Political Radar


October 2nd, 2013

The Sequestration Impact Response Team on Wednesday submitted its final report to Gov. Neil Abercrombie. The team, led by Kalbert Young, the state's budget director, recommended improved data collection, adding $5 million to the $15 million set aside for sequestration by the Legislature, an effort to keep the existing military presence in Hawaii, and preserving revenue for nonprofits.

Abercrombie created SIRT in April to analyze the impact on Hawaii of the automatic federal budget cuts meant to control the deficit. The state has predicted that the overall economic impact is $684 million this year, a small part of the state's gross domestic product, but enough to cause discomfort for many nonprofits and businesses that rely on spending by civilian defense workers.

From the report's foreword:

The spending cuts resulting from the Budget Control Act of 2011 will adversely impact Hawaii’s economy, but reduced funding is likely just the beginning of a new reality of diminishing federal support for states and municipalities. Actually, sequestration is not an entirely new experience. Other sectors of the economy have often dealt with shortfalls in revenues, resulting from downturns in the economic engines that feed our economy.

In response to these conditions, many in the private sector have had to alter their business processes to be more efficient and productive, to lower costs in the face of declining revenues. Companies have had to adapt to these economic realities to survive. And, many companies have learned that they can not only survive but thrive by improving processes, better serving their customers or constituents, and being fiscally responsible.

Government must do likewise! Government should carefully examine existing processes and practices for opportunities to improve efficiency and productivity. But, such re-engineering must be done without adversely impacting Government’s overall responsibilities to the community. In fact, there should be an important focus toward making it easier for all sectors of the economy to survive and thrive.

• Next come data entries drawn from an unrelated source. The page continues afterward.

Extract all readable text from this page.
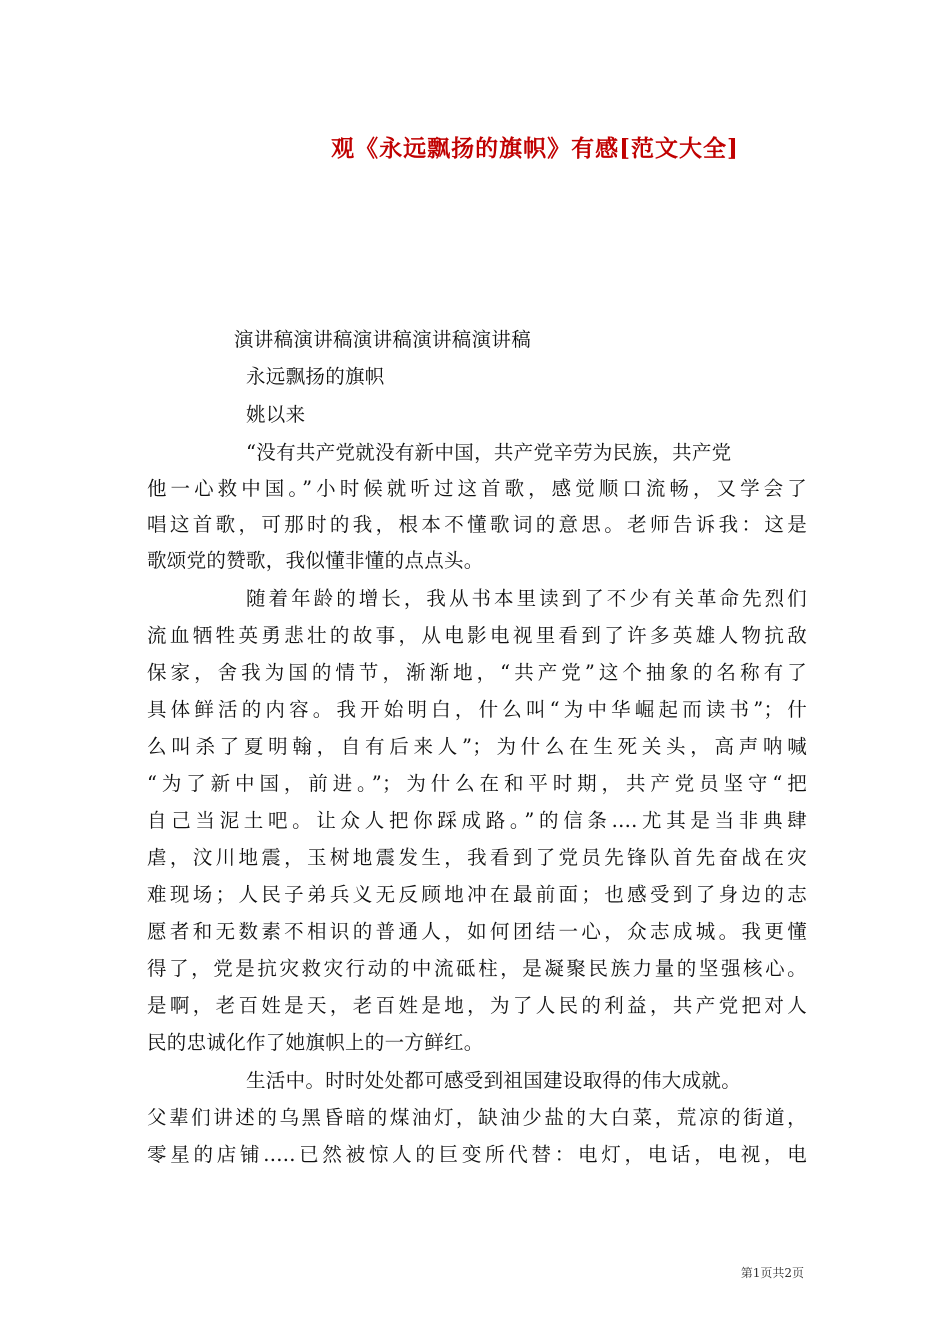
观《永远飘扬的旗帜》有感[范文大全]
演讲稿演讲稿演讲稿演讲稿演讲稿
永远飘扬的旗帜
姚以来
“没有共产党就没有新中国，共产党辛劳为民族，共产党
他一心救中国。”小时候就听过这首歌，感觉顺口流畅，又学会了
唱这首歌，可那时的我，根本不懂歌词的意思。老师告诉我：这是
歌颂党的赞歌，我似懂非懂的点点头。
随着年龄的增长，我从书本里读到了不少有关革命先烈们
流血牺牲英勇悲壮的故事，从电影电视里看到了许多英雄人物抗敌
保家，舍我为国的情节，渐渐地，“共产党”这个抽象的名称有了
具体鲜活的内容。我开始明白，什么叫“为中华崛起而读书”；什
么叫杀了夏明翰，自有后来人”；为什么在生死关头，高声呐喊
“为了新中国，前进。”；为什么在和平时期，共产党员坚守“把
自己当泥土吧。让众人把你踩成路。”的信条....尤其是当非典肆
虐，汶川地震，玉树地震发生，我看到了党员先锋队首先奋战在灾
难现场；人民子弟兵义无反顾地冲在最前面；也感受到了身边的志
愿者和无数素不相识的普通人，如何团结一心，众志成城。我更懂
得了，党是抗灾救灾行动的中流砥柱，是凝聚民族力量的坚强核心。
是啊，老百姓是天，老百姓是地，为了人民的利益，共产党把对人
民的忠诚化作了她旗帜上的一方鲜红。
生活中。时时处处都可感受到祖国建设取得的伟大成就。
父辈们讲述的乌黑昏暗的煤油灯，缺油少盐的大白菜，荒凉的街道，
零星的店铺.....已然被惊人的巨变所代替：电灯，电话，电视，电
第1页共2页
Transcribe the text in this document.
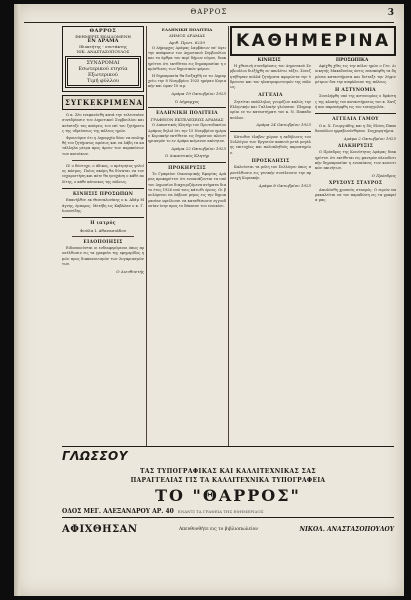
ΘΑΡΡΟΣ	3
ΘΑΡΡΟΣ
ΕΦΗΜΕΡΙΣ ΕΚΔΙΔΟΜΕΝΗ
ΕΝ ΔΡΑΜΑ
Ιδιοκτήτης - συντάκτης
ΝΙΚ. ΑΝΑΣΤΑΣΟΠΟΥΛΟΣ
ΣΥΝΔΡΟΜΑΙ
Εσωτερικού ετησία
Εξωτερικού
Τιμή φύλλου
ΣΥΓΚΕΚΡΙΜΕΝΑ

Ο κ. Ζέυ ενεφανίσθη κατά την τελευταίαν συνεδρίασιν του Δημοτικού Συμβουλίου και ανέπτυξε τας απόψεις του επί του ζητήματος της υδρεύσεως της πόλεως ημών.

Φρονούμεν ότι η Δημαρχία δέον να επιληφθή του ζητήματος αμέσως και να λάβη τα κατάλληλα μέτρα προς άρσιν των παραπόνων των κατοίκων.

Ω! ο δύστυχε, ο άδικος, ο αμέτρητος γελοίος κόσμος. Ποίος ακόμη θα δύναται να τον ευχαριστήση και πότε θα ησυχάση ο κάθε πολίτης, ο κάθε κάτοικος της πόλεως.

ΚΙΝΗΣΙΣ ΠΡΟΣΩΠΩΝ

Επανήλθεν εκ Θεσσαλονίκης ο κ. Αδάμ Μάγνης, έμπορος. Μετέβη εις Καβάλαν ο κ. Γ. Ιωαννίδης.

Η ιατρός
Φούλα Ι. Αθανασιάδου
ΕΙΔΟΠΟΙΗΣΙΣ

Ειδοποιούνται οι ενδιαφερόμενοι όπως προσέλθωσιν εις τα γραφεία της εφημερίδος ημών προς διακανονισμόν των λογαριασμών των.

Ο Διευθυντής
ΕΛΛΗΝΙΚΗ ΠΟΛΙΤΕΙΑ
ΔΗΜΟΣ ΔΡΑΜΑΣ
Αριθ. Πρωτ. 6239

Ο Δήμαρχος Δράμας λαμβάνων υπ' όψει την απόφασιν του Δημοτικού Συμβουλίου και τα άρθρα του περί δήμων νόμου, διακηρύττει ότι εκτίθεται εις δημοπρασίαν η εκμίσθωσις των δημοτικών φόρων.

Η δημοπρασία θα διεξαχθή εν τω Δημαρχείω την 8 Νοεμβρίου 1925 ημέραν Κυριακήν και ώραν 10 π.μ.

Δράμα 19 Οκτωβρίου 1925
Ο Δήμαρχος
ΕΛΛΗΝΙΚΗ ΠΟΛΙΤΕΙΑ
ΓΡΑΦΕΙΟΝ ΕΚΤΕΛΕΣΕΩΣ ΔΡΑΜΑΣ

Ο Δικαστικός Κλητήρ του Πρωτοδικείου Δράμας δηλοί ότι την 15 Νοεμβρίου ημέραν Κυριακήν εκτίθεται εις δημόσιον πλειστηριασμόν το εν Δράμα κείμενον ακίνητον.

Δράμα 22 Ωκτωβρίου 1925
Ο Δικαστικός Κλητήρ
ΠΡΟΚΗΡΥΞΙΣ

Το Γραφείον Οικονομικής Εφορίας Δράμας προκηρύττει ότι ενοικιάζονται τα υπό του Δημοσίου διαχειριζόμενα κτήματα δια το έτος 1926 υπό τους κάτωθι όρους. Οι βουλόμενοι να λάβωσι μέρος εις την δημοπρασίαν οφείλουσι να καταθέσωσιν εγγυοδοσίαν ίσην προς το δέκατον του ενοικίου.

ΚΑΘΗΜΕΡΙΝΑ
ΚΙΝΗΣΙΣ	ΠΡΟΣΩΠΙΚΑ

Η χθεσινή συνεδρίασις του Δημοτικού Συμβουλίου διεξήχθη εν απολύτω τάξει. Συνεζητήθησαν πολλά ζητήματα αφορώντα την ύδρευσιν και τον ηλεκτροφωτισμόν της πόλεως.

ΑΓΓΕΛΙΑ

Ζητείται υπάλληλος γνωρίζων καλώς την Ελληνικήν και Γαλλικήν γλώσσαν. Πληροφορίαι εν τω καταστήματι του κ. Ν. Παπαδοπούλου.

Δράμα 24 Οκτωβρίου 1925

Κάτωθεν έλαβεν χώραν η εκδήλωσις του Συλλόγου των Εργατών καπνού μετά μεγάλης επιτυχίας και πολυπληθούς ακροατηρίου.

ΠΡΟΣΚΛΗΣΙΣ

Καλούνται τα μέλη του Συλλόγου όπως προσέλθωσιν εις γενικήν συνέλευσιν την προσεχή Κυριακήν.

Δράμα 8 Οκτωβρίου 1925

Αφίχθη χθες εις την πόλιν ημών ο Γεν. Διοικητής Μακεδονίας όστις επεσκέφθη τα δημόσια καταστήματα και διέταξε την λήψιν μέτρων δια την ασφάλειαν της πόλεως.

Η ΑΣΤΥΝΟΜΙΑ

Συνελήφθη υπό της αστυνομίας ο δράστης της κλοπής του καταστήματος του κ. Χατζή και παρεπέμφθη εις τον εισαγγελέα.

ΑΓΓΕΛΙΑ ΓΑΜΟΥ

Ο κ. Χ. Γεωργιάδης και η δίς Ελένη Παπαδοπούλου ηρραβωνίσθησαν. Συγχαρητήρια.

Δράμα 2 Οκτωβρίου 1925
ΔΙΑΚΗΡΥΞΙΣ

Ο Πρόεδρος της Κοινότητος Δράμας διακηρύττει ότι εκτίθεται εις φανερόν πλειοδοτικήν δημοπρασίαν η ενοικίασις των κοινοτικών ακινήτων.

Ο Πρόεδρος
ΧΡΥΣΟΥΣ ΣΤΑΥΡΟΣ

Απωλέσθη χρυσούς σταυρός. Ο ευρών παρακαλείται να τον παραδώση εις τα γραφεία μας.

ΓΛΩΣΣΟΥ
ΤΑΣ ΤΥΠΟΓΡΑΦΙΚΑΣ ΚΑΙ ΚΑΛΛΙΤΕΧΝΙΚΑΣ ΣΑΣ
ΠΑΡΑΓΓΕΛΙΑΣ ΓΙΣ ΤΑ ΚΑΛΛΙΤΕΧΝΙΚΑ ΤΥΠΟΓΡΑΦΕΙΑ
ΤΟ "ΘΑΡΡΟΣ"
ΟΔΟΣ ΜΕΓ. ΑΛΕΞΑΝΔΡΟΥ ΑΡ. 40 ΕΝΑΝΤΙ ΤΑ ΓΡΑΦΕΙΑ ΤΗΣ ΕΦΗΜΕΡΙΔΟΣ
ΑΦΙΧΘΗΣΑΝ	Απευθυνθήτε εις το βιβλιοπωλείον	ΝΙΚΟΛ. ΑΝΑΣΤΑΣΟΠΟΥΛΟΥ
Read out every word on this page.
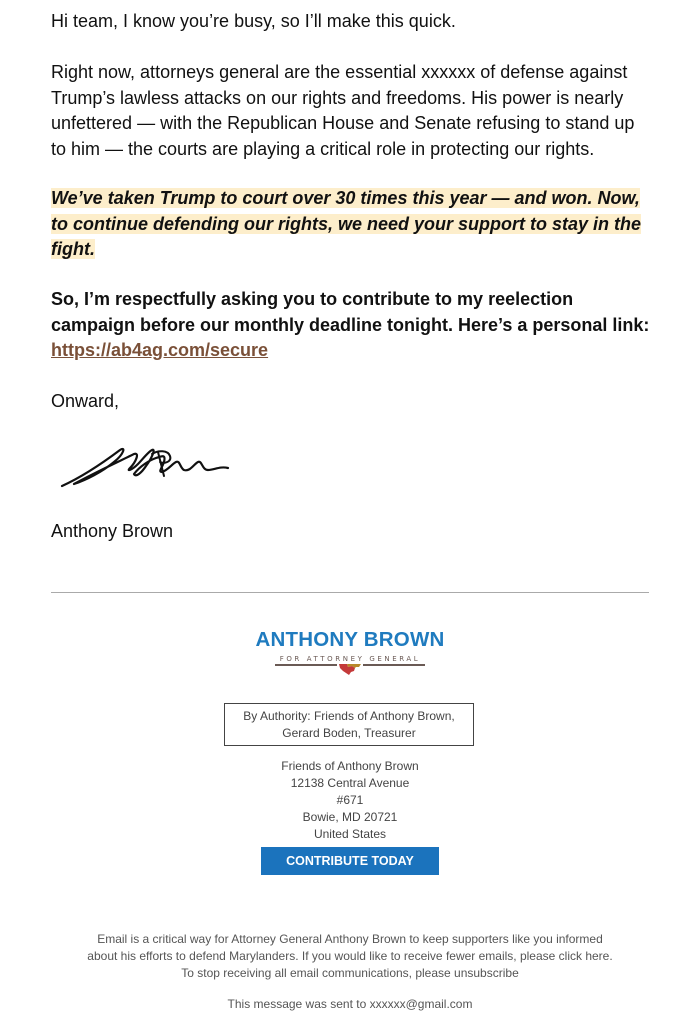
Hi team, I know you’re busy, so I’ll make this quick.

Right now, attorneys general are the essential xxxxxx of defense against Trump’s lawless attacks on our rights and freedoms. His power is nearly unfettered — with the Republican House and Senate refusing to stand up to him — the courts are playing a critical role in protecting our rights.

We’ve taken Trump to court over 30 times this year — and won. Now, to continue defending our rights, we need your support to stay in the fight.

So, I’m respectfully asking you to contribute to my reelection campaign before our monthly deadline tonight. Here’s a personal link: https://ab4ag.com/secure

Onward,

Anthony Brown

ANTHONY BROWN
FOR ATTORNEY GENERAL
By Authority: Friends of Anthony Brown,
Gerard Boden, Treasurer
Friends of Anthony Brown
12138 Central Avenue
#671
Bowie, MD 20721
United States
CONTRIBUTE TODAY
Email is a critical way for Attorney General Anthony Brown to keep supporters like you informed
about his efforts to defend Marylanders. If you would like to receive fewer emails, please click here.
To stop receiving all email communications, please unsubscribe
This message was sent to xxxxxx@gmail.com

Hopefully, sequestration will be a catalyst for reinventing government. With the realization that declining federal support will impact the whole community, state government must find ways to help everyone deal with the new realities. Government must help by simplifying and facilitating approvals, eliminating barriers, reducing costs and encouraging business development and innovation for all sectors in the economy.

This report contains findings and recommendations to deal with the immediacy of the sequestration of federal funds. But, it will hopefully serve as just the beginning of a collaborative framework to improve government and foster the continued economic vitality of our beautiful state.

4 Responses to “SIRTed”

  1. ohiaforest3400:

    Recommendation #3 is a thinly veiled admission that the State is addicted to the money that flows from the militarization of Hawaii. In effect, it suggests that environmental and historic preservation concerns are an economic inconvenience to the military and that if the State does not meet the military's infrastructure and training demands (i.e., provide unrestricted access to Oahu training areas (e.g.., Makua)), it will move its combat units to the Mainland and minimize its other presence here. Hooray!

    The complete absence on the SIRT of a contrary viewpoint (i.e., the damaging effect of the military tail wagging the civilian dog) and the utter fawning over military money by the SIRT was nothing short of appalling.

  2. Gale:

    Thank you to all the law enforcement officers working despite the Shutdown. Very poignant that the Capitol Police who had to deal with today's attacker were doing so without pay.

  3. Kolea:

    Who can argue against having the government run "more efficiently." What is unclear is what criteria are suggested for measuring that efficiency. If Kalbert Young truly believes the practices and criteria for efficiency of businesses should serve as inspiration for the government, can he please, explicitly speak to the common practice in businesses of cutting employee salaries, benefits and hours, while granting top officers substantial raises and bonuses? In addition, many businesses outsource portions of their work to outside contractors.

    Is Mr. Young recommending the state follow these practices or is he willing to say they are off-limits? The imperatives of businesses are not the same as those of government. This distinction is particularly important to keep in mind during a recession. Unless Young clarifies those distinctions, it sounds like he is just repeating rightwing talking points rather than applying aclearsighted analysis.

  4. Especially Incognito:

    The people complain as they are at fault.

    SIRT happens and it hit the fan.
    Almost five years and lollygagging has
    cost America its reputation and credibility
    to be a power nation. Maybe for the better
    that we sit at the bottom and just worry about
    Americans and let the world fend for themselves.

    I take this as a blessing in disguise. Forget wars
    and just concentrate on being America for Americans.